题意
给出多个形如 a/b=k
的式子以及询问 a/b=?
,要求对回答每个询问的结果,若从式子推导不出询问的答案,则返回-1。其中 a
, b
为任意字符串,k
为实数。例如:
式子:a / b = 2.0, b / c = 3.0
询问:a / c = ?, b / a = ?, a / e = ?, a / a = ?, x / x = ?
答案:6.0, 0.5, -1.0, 1.0, -1.0
思路
不难想到的是将除法变成乘法的形式,例如 a/b=2
可以变为 a=2b
,那么通过将每个字符串表示为其它字符串的倍数,就能得到任意两个之间的倍数关系。例如对于 a/b=2, c/b=3, e/c=3
,可以得到 a=2b, c=3b, e=9b
那么 a/b, a/c, b/c, b/e, c/e
就都能得到。进一步,这种关系可以通过并查集这种数据结构实现,以类似于树的关系将 e
表示成根节点 b
的倍数,即可判断任意两个之间的关系。与并查集类似,在建立关系树的时候要考虑两个子树之间的合并关系:合并子树的根。

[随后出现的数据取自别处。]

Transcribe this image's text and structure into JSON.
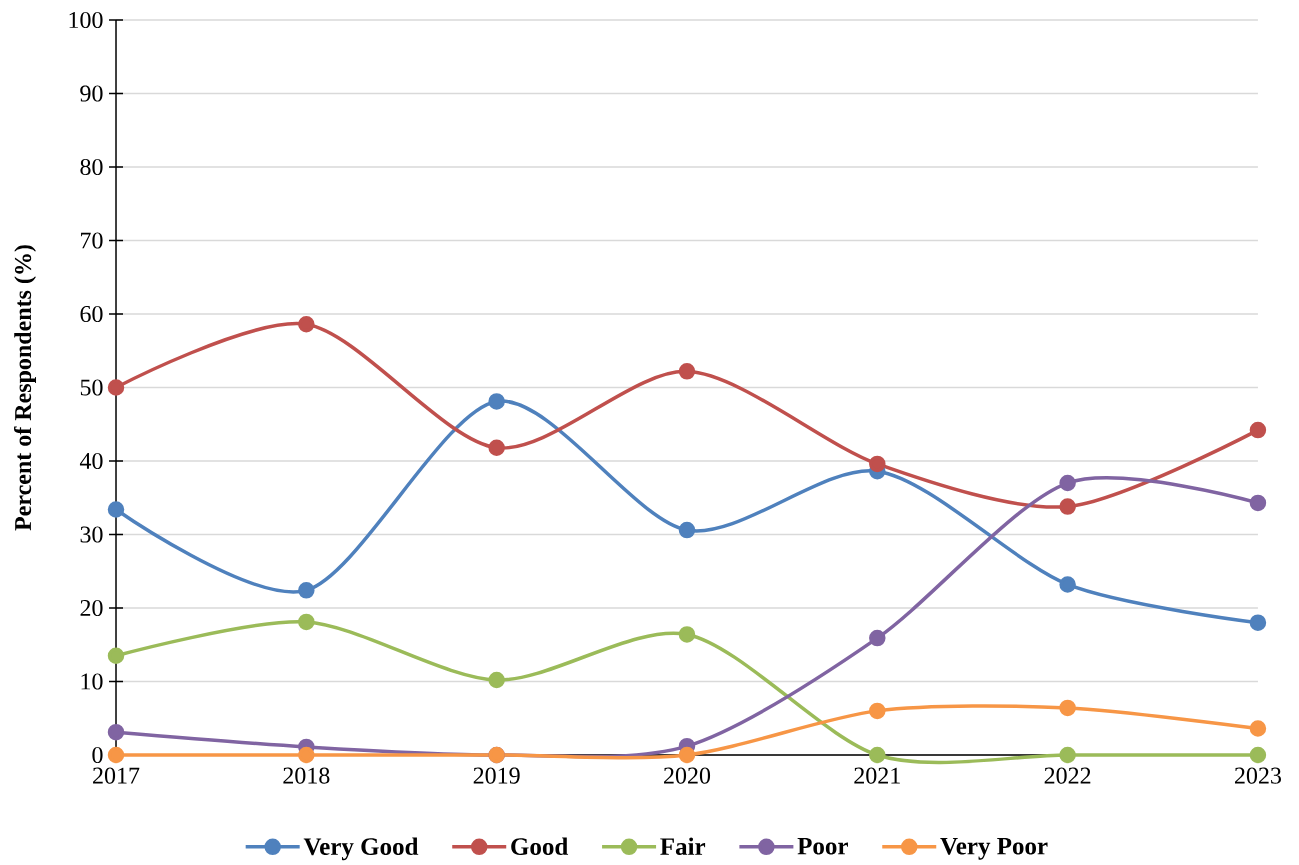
{
  "chart_data": {
    "type": "line",
    "ylabel": "Percent of Respondents (%)",
    "categories": [
      "2017",
      "2018",
      "2019",
      "2020",
      "2021",
      "2022",
      "2023"
    ],
    "ylim": [
      0,
      100
    ],
    "yticks": [
      0,
      10,
      20,
      30,
      40,
      50,
      60,
      70,
      80,
      90,
      100
    ],
    "grid": "y",
    "legend": "bottom",
    "marker": "circle",
    "line_style": "solid",
    "series": [
      {
        "name": "Very Good",
        "color": "#4f81bd",
        "values": [
          33.4,
          22.4,
          48.1,
          30.6,
          38.6,
          23.2,
          18.0
        ]
      },
      {
        "name": "Good",
        "color": "#c0504d",
        "values": [
          50.0,
          58.6,
          41.8,
          52.2,
          39.6,
          33.8,
          44.2
        ]
      },
      {
        "name": "Fair",
        "color": "#9bbb59",
        "values": [
          13.5,
          18.1,
          10.2,
          16.4,
          0,
          0,
          0
        ]
      },
      {
        "name": "Poor",
        "color": "#8064a2",
        "values": [
          3.1,
          1.1,
          0,
          1.2,
          15.9,
          37.0,
          34.3
        ]
      },
      {
        "name": "Very Poor",
        "color": "#f79646",
        "values": [
          0,
          0,
          0,
          0,
          6.0,
          6.4,
          3.6
        ]
      }
    ]
  }
}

步骤如下:
- 构造数据结构以表示a=kb这种关系
- 考虑每一个等式
a/b=k
a, b
都不在任一子树中,以b
为根建立子树a, b
其中一个在某个子树中, 找到子树的根,将不在子树上的加入子树a, b
在不同的子树上,找到两颗子树的根,合并子树
- 对每个询问,通过与根的倍数关系得出结果
代码
struct relation {
int who;
double times;
relation(int w, double t) {
who = w, times = t;
}
};
class Solution {
private:
map<string, int> ids;
vector<relation> fathers;
int idtot = 0;
public:
vector<double> calcEquation(vector<vector<string>> &equations, vector<double> &values, vector<vector<string>> &queries) {
for (int i = 0; i < equations.size(); i++) {
setFather(equations[i], values[i]);
}
vector<double> resvec;
for (auto &&vec : queries) {
double ret = queryK(vec[0], vec[1]);
resvec.push_back(ret);
}
return resvec;
}
relation findFaa(int id) {
relation ret = fathers[id];
if (ret.who == id)
return ret;
relation tmp = findFaa(ret.who);
ret.who = tmp.who;
ret.times *= tmp.times;
return ret;
}
void setFather(vector<string> equation, double value) {
string a = equation[0], b = equation[1];
if (ids.find(a) == ids.end() && ids.find(b) == ids.end()) {
int aid = idtot++;
int bid = idtot++;
ids[a] = aid;
ids[b] = bid;
fathers.push_back(relation(bid, value));
fathers.push_back(relation(bid, 1));
} else if (ids.find(a) == ids.end()) {
int aid = idtot++;
int bid = ids[b];
ids[a] = aid;
relation bfa = findFaa(bid);
fathers.push_back(relation(bfa.who, value * bfa.times));
} else if (ids.find(b) == ids.end()) {
int aid = ids[a];
int bid = idtot++;
ids[b] = bid;
relation afa = findFaa(aid);
fathers.push_back(relation(afa.who, (1.0 / value) * afa.times));
} else {
int aid = ids[a], bid = ids[b];
relation afa = findFaa(aid), bfa = findFaa(bid);
if (afa.who != bfa.who) {
fathers[afa.who].times = bfa.times * value / afa.times;
fathers[afa.who].who = bfa.who;
}
}
}
double queryK(string a, string b) {
if (ids.find(a) == ids.end() || ids.find(b) == ids.end())
return -1;
int aid = ids[a], bid = ids[b];
relation afa = findFaa(aid), bfa = findFaa(bid);
if (afa.who != bfa.who)
return -1;
return afa.times / bfa.times;
}
};